Ken Livingstone Quits U.K. Labour Party After Years of Accusations of anti-Semitism

Former London mayor had been suspended from the left-wing party in 2016 after saying Hitler had supported Zionism in the 1930s

In this file photo taken on June 15, 2017, former mayor of London Ken Livingstone visits Grenfell Tower in west London. Livingstone announced on May 21, 2018, that he is resigning from the Labour Party.
DANIEL LEAL-OLIVAS/AFP

Former London Mayor Ken Livingstone has resigned from Britain's Labour Party, which had suspended him over allegations of anti-Semitism in 2016.

Livingstone, 72, said Monday he was quitting because the issue had become a "distraction."

Livingstone was once one of Britain's most powerful Labour politicians, serving two terms as mayor of the capital city between 2000 and 2008.

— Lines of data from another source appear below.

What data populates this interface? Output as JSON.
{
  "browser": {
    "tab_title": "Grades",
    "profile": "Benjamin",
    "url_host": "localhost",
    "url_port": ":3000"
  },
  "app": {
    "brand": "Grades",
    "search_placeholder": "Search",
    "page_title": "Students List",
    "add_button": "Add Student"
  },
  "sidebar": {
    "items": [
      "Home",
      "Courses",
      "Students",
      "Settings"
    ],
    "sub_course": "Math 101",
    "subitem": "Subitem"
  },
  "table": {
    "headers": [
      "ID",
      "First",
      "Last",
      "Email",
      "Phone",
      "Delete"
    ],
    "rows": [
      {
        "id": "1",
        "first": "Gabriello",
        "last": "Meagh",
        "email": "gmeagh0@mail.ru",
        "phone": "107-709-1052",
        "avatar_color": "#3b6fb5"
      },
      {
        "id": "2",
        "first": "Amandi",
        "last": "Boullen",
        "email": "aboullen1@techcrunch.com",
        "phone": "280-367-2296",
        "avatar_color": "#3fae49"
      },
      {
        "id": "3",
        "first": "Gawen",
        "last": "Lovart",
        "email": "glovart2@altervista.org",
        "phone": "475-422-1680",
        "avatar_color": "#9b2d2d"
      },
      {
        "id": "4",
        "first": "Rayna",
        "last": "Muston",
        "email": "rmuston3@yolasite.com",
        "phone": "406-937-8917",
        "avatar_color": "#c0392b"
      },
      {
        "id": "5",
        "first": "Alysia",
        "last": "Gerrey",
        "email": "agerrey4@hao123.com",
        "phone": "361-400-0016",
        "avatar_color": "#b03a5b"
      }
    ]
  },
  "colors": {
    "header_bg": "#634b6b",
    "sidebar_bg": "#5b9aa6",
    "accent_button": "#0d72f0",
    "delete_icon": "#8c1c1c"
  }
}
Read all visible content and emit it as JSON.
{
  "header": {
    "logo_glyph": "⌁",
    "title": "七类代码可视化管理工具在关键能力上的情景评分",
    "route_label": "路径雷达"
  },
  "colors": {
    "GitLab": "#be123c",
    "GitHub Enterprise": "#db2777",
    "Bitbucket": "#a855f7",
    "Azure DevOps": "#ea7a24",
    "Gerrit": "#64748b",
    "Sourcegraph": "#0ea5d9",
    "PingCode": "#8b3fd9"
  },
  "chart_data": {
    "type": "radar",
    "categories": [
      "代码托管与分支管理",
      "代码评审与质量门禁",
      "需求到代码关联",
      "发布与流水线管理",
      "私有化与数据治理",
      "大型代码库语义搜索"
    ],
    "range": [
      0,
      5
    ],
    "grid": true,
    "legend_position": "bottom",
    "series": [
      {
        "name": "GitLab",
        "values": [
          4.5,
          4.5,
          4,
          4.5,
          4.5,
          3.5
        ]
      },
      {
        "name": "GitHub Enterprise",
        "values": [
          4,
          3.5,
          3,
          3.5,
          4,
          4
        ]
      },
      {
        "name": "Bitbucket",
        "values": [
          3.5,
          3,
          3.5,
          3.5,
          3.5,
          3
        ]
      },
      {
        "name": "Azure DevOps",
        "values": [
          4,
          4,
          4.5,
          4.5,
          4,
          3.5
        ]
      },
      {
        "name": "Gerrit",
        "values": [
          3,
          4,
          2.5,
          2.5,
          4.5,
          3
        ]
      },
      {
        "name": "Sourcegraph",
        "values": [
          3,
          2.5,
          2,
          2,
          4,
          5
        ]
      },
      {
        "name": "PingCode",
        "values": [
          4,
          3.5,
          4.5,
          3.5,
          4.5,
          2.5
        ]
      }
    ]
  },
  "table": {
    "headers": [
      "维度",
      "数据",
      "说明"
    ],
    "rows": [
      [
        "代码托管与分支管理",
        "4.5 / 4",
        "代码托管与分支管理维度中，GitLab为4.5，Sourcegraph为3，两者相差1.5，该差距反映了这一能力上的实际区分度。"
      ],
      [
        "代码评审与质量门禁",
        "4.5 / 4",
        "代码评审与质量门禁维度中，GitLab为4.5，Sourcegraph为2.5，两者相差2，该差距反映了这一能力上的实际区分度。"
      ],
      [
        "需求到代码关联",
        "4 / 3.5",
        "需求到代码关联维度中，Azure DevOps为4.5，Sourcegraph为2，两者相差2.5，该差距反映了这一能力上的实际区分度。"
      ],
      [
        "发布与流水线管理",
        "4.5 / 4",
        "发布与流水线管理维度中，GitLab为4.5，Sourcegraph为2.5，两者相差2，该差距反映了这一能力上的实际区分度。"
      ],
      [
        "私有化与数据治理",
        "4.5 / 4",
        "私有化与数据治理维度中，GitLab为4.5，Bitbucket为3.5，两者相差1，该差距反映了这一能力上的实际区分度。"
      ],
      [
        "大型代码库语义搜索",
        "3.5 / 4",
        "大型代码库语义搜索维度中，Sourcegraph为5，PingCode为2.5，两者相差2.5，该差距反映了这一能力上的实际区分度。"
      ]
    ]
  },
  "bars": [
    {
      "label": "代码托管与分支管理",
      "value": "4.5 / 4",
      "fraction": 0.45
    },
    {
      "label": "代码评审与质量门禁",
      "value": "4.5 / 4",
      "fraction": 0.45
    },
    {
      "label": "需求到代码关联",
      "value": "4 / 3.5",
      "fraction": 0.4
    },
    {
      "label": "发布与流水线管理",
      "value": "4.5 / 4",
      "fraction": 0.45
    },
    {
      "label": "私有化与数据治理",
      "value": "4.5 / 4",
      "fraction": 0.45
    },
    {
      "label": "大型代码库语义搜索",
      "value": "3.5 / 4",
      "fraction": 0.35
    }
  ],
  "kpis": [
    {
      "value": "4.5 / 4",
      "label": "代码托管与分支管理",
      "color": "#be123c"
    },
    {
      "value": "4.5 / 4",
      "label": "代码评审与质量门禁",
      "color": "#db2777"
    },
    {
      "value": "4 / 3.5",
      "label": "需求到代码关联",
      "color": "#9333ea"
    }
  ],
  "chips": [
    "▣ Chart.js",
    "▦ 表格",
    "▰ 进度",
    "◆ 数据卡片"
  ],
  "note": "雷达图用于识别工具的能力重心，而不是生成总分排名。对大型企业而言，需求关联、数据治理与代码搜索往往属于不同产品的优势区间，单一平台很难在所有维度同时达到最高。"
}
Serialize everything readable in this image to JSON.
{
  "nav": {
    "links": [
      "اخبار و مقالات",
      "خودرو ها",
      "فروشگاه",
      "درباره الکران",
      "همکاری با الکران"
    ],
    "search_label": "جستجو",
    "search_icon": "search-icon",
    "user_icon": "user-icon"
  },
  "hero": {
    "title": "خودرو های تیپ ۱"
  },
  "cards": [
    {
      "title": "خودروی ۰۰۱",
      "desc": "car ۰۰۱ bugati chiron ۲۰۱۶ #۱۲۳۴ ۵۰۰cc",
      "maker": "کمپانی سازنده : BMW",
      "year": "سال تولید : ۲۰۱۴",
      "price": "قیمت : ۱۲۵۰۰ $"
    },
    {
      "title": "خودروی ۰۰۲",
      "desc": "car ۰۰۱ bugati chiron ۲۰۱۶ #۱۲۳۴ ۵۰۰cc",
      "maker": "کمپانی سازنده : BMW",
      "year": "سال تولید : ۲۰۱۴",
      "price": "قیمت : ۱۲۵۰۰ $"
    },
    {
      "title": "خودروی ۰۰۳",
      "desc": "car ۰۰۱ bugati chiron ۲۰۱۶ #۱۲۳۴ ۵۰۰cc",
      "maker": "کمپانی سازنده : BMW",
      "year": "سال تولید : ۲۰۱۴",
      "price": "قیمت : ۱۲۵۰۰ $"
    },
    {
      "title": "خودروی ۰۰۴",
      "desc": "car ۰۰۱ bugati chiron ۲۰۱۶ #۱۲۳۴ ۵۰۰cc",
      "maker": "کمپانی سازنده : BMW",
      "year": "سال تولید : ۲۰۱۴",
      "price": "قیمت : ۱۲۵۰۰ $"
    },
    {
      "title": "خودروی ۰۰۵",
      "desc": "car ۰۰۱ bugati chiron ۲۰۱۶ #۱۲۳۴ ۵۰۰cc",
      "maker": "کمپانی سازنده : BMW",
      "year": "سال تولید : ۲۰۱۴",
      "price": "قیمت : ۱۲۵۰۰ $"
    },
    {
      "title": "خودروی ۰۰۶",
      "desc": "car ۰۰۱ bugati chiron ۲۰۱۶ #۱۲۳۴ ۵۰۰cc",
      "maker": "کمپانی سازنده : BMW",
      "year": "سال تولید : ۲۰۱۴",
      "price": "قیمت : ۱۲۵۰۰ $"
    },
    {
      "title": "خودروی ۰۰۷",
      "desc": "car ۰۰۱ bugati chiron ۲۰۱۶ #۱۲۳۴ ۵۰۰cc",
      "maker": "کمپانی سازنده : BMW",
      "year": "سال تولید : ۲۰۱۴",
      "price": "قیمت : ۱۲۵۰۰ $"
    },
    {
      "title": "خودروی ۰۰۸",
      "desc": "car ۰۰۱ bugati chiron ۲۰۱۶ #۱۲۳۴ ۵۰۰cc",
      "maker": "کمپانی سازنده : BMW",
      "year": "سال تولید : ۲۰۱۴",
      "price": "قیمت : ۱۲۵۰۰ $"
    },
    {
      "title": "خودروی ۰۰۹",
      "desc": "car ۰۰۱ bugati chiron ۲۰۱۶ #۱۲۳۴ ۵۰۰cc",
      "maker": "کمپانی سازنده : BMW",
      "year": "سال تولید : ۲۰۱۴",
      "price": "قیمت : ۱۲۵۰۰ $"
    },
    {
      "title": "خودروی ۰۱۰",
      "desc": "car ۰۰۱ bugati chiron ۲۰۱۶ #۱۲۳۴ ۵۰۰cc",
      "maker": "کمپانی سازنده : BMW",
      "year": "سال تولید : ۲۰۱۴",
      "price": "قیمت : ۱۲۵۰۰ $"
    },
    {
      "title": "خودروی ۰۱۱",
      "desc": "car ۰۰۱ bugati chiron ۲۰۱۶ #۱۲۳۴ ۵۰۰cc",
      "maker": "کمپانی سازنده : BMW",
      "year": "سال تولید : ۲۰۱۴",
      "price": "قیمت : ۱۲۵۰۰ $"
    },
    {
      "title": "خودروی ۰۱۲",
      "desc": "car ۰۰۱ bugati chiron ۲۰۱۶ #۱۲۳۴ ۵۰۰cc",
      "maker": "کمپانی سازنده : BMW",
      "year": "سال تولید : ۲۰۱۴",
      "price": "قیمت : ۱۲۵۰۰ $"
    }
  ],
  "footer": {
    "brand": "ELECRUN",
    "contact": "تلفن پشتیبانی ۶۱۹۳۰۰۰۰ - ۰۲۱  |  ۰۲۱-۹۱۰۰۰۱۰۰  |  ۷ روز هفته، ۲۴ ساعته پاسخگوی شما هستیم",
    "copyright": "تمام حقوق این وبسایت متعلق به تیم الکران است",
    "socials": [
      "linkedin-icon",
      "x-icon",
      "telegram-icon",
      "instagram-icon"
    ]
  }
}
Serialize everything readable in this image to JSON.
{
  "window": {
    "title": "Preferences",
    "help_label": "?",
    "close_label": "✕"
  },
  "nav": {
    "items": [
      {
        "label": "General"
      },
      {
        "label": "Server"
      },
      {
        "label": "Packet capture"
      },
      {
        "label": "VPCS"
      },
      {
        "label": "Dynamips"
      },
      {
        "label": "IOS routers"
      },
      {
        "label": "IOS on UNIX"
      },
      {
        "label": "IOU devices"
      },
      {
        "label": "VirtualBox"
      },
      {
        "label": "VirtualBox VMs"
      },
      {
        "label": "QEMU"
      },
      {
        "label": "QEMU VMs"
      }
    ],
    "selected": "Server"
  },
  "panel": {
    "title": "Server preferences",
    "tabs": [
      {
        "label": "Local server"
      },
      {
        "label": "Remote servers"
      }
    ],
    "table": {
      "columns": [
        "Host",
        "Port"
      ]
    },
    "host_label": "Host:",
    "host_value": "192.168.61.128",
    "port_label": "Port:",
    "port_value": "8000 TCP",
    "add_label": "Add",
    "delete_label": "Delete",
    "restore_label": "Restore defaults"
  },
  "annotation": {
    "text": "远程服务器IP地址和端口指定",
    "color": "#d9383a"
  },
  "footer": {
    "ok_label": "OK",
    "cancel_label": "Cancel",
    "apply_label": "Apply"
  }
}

But he was suspended by the party for a year in 2016 after saying in a BBC interview that Hitler had supported Zionism in the 1930s.

Speaking on a BBC London radio show, Livingstone had said, “Let’s remember when Hitler won his election in 1932, his policy then was that Jews should be moved to Israel. He was supporting Zionism.”

In January, he appeared on Iranian state television to discuss the topic “Has the Holocaust been exploited to oppress others?” In it, he repeated his claim that Hitler worked with the Zionist movement to convince Jews to move to Israel.

Allegations of Labour anti-Semitism have grown since Jeremy Corbyn was elected party leader in 2015. Some in the party say Corbyn, a longtime critic of Israeli actions against the Palestinians, has allowed abuse to go unchecked.

Corbyn said in response that Livingstone's resignation was sad, but "the right thing to do."